Falling behind the global marathon to attract future industries is not an option. Protectionism and subsidy races are zero-sum. Global Policy Interoperability to buttress Digital Trade and the global management of data is the future. The disruptive potential of generative AI, and immersive technologies like the Metaverse have led to an agreement on the “Hiroshima AI Process”.

The Hiroshima AI Process aims to achieve secure cross-border Data Free Flow with Trust (DFFT). The principles of the Hiroshima Process include:

Governance IP rights protections
Transparency Addressing the harms of misinformation
Privacy Fairness
Accountability Human rights
Protections from digital harassment Public safety


The European Bureau of Consumers’ Unions (BEUC), has recently complained to the European Commission that a proliferation of misleading advertisements of crypto assets by influencers on social media is an unfair commercial practice.

The BEUC has called upon European Consumer authorities to work with European Supervisory Authorities for Financial Services to ensure that platforms review their advertising policies to prevent misleading promotions by influencers.

Influencers are online personalities who set trends and attract followers. The influencer marketing economy reached $16.4 billion in 2022. Meta Platforms has only just now introduced WhatsApp Channels. A private broadcast messaging product that allows users to follow content and influencers. Influencer marketing is usually a partnership between social-media personalities and brands to promote products or services.

Brands use celebrities to sell products, but influencer marketing and celebrity endorsements are not the same thing. Celebrity endorsement involves a sizable investment of a brand in someone, without specifying the exact return on the investment. Influencer marketing, on the other hand, allows the brand to figure out the ROI because brands can closely monitor likes, shares, tagging, mentions, and other digital activity.

Authenticity is the core of any successful influencer marketing campaign. Shaping relationships with influencers who are already relevant to a brand’s message is key. It is about building material relationships with creatives who cross thresholds and redraw boundaries.

Influencer marketing affects consumer purchasing decisions, brand identity, and influencers themselves. But beneath the thin veneer of glamour and glitter of influencer marketing, there is a baleful black-market seething with companies that deal in the trafficking of followers to influencers.
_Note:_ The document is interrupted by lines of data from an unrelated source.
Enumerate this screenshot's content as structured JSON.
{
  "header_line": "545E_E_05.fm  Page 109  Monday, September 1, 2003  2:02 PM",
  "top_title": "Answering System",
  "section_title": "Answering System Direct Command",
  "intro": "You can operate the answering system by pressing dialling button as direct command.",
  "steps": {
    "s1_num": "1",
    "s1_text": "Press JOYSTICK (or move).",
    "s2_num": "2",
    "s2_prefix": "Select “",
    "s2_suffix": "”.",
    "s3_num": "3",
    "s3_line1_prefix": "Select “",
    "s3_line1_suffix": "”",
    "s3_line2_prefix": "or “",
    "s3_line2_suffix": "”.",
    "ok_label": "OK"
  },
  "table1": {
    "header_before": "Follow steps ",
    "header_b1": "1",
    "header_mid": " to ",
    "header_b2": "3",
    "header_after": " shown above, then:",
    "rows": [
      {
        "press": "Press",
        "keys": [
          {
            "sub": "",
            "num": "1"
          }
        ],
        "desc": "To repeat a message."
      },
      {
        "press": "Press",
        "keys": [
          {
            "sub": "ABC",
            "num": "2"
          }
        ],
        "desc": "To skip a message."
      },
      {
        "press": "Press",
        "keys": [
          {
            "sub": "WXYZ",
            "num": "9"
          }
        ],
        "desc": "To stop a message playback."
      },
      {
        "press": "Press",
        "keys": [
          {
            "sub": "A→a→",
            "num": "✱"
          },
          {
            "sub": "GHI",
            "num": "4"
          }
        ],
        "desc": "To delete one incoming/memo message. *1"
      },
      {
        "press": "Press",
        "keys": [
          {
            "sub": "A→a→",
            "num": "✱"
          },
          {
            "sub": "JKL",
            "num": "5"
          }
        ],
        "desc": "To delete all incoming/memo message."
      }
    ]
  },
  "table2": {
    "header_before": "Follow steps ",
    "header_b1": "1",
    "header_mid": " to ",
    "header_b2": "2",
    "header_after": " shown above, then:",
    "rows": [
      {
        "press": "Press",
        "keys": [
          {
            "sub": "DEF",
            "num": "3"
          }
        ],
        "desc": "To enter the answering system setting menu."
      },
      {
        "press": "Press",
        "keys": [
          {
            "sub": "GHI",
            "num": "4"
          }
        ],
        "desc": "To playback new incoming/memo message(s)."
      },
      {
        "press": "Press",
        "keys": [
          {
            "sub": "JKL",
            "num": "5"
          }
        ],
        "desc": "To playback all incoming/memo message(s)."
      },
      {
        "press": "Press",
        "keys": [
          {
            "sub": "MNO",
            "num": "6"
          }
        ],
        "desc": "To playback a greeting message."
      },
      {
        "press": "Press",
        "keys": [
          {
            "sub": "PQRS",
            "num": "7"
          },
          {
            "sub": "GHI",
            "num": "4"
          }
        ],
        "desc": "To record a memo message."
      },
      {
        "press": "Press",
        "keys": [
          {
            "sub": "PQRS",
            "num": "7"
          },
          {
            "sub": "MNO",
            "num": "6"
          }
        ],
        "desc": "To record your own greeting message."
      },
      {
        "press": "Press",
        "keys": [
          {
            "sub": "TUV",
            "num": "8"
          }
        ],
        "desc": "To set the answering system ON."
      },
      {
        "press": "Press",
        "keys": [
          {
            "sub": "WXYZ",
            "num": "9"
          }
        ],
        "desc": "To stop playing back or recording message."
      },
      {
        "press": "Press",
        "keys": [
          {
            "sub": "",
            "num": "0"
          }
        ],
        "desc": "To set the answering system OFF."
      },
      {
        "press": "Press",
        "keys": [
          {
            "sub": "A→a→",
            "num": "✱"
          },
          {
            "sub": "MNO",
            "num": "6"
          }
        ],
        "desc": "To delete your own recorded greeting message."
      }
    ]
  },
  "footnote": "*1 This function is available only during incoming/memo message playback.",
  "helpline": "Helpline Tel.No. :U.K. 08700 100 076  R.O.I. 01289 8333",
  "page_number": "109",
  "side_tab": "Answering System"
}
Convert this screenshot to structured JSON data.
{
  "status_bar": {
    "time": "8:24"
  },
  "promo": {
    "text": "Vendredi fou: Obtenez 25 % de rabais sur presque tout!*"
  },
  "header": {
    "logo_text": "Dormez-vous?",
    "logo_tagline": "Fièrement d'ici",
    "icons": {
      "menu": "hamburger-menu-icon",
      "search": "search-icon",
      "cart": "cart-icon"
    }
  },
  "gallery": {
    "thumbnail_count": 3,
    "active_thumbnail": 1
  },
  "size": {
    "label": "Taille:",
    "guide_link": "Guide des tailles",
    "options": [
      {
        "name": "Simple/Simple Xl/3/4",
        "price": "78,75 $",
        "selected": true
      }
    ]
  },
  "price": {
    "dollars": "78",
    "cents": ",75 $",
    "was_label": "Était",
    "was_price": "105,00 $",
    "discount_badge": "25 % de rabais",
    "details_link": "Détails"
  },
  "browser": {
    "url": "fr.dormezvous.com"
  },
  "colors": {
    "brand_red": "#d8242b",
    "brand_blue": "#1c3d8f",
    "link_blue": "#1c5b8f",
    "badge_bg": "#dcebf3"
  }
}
The aim is to inflate the presence of influencers. Fake followers are in fact multiple social media accounts created by one person or a cell. The profiles are sold in bundles to influencers.

Bundling fake followers has a market because brands use the metrics of an influencer’s total follower count to negotiate how much to pay an influencer. Apart from the number of followers, brands are also keen to understand the topography and the demographic spread of the influence.

The metrics help the brand to design and focus the marketing campaign on specific market segments, and to match the brand’s identity with targeted slices of various social segments. Some influencers go beyond purchasing bundles of influencers, and use social media bots to boost their digital footprint.

Fraudulent influencers on the other hand, create an image around brands with which they have no bonds or contracts. These fraudulent influencers leverage these non-existent brand associations to negotiate lucrative contracts with unsuspecting luxury brands.

Other influencers are in reality purely computer-generated characters or avatars. They attract followers, promote brands, and pretend to be real people. Deepfaking deepens these troubles and makes it even more difficult to separate fiction from fact.

Consumer advocacy groups have advised the public on fraudulent influencers, fake followers, and unreliable content related to the influencer marketing industry. The Federal Trade Commission (FTC) in the US, and the Competition and Markets Authority (CMA) in the UK, have both published guidelines for social media influencers.

“Truth in Advertising”, uses information from the Federal Trade Commission to circulate a handbook on advertising disclosures. This allows the citizen to know which product and which brands have formal relationships with which celebrities or influencers.

In France, the role of “influencer” is now defined in law. It is estimated that France has over 150,000 influencers. This estimate comes from France’s Ministry of Economics, Finance and Industrial and Digital Sovereignty in Bercy.

This Ministry shares a building with the Ministry of Public Action and Accounts. The edifice is warmheartedly called “the Bercy Fortress”, as it is staffed by obscure high-ranking civil servants, bureaucrats, and exquisite futurists.

Many influencers are visible in France but are physically elsewhere. They are persons who are paid by entrepreneurs and companies to promote their merchandise or service. However, in return for advertising on their behalf, they accept payments that they do not declare to the people they influence.

The contours of commercial activity are now delineated. Legislators now specify the “responsibilities and obligations” of influencers operating in France. Infringements could result in a maximum penalty of €300,000 or twenty-four months in jail.

Actors of commercial influence that use platforms without the capacity or capability to prohibit minors will not be able to advertise gambling games or lotteries.

In addition, the new rules touch on medical devices, cosmetic surgery, and financial products. The package of fresh legislation sets out to protect the future of France from Fake Followers and Fraudulent Influencers.

Already the economies that account for over half of global net wealth are assembling the parts of the Hiroshima AI Process. The UK plans to be at the centre of a global AI regulatory framework, and will host a world AI summit later this year.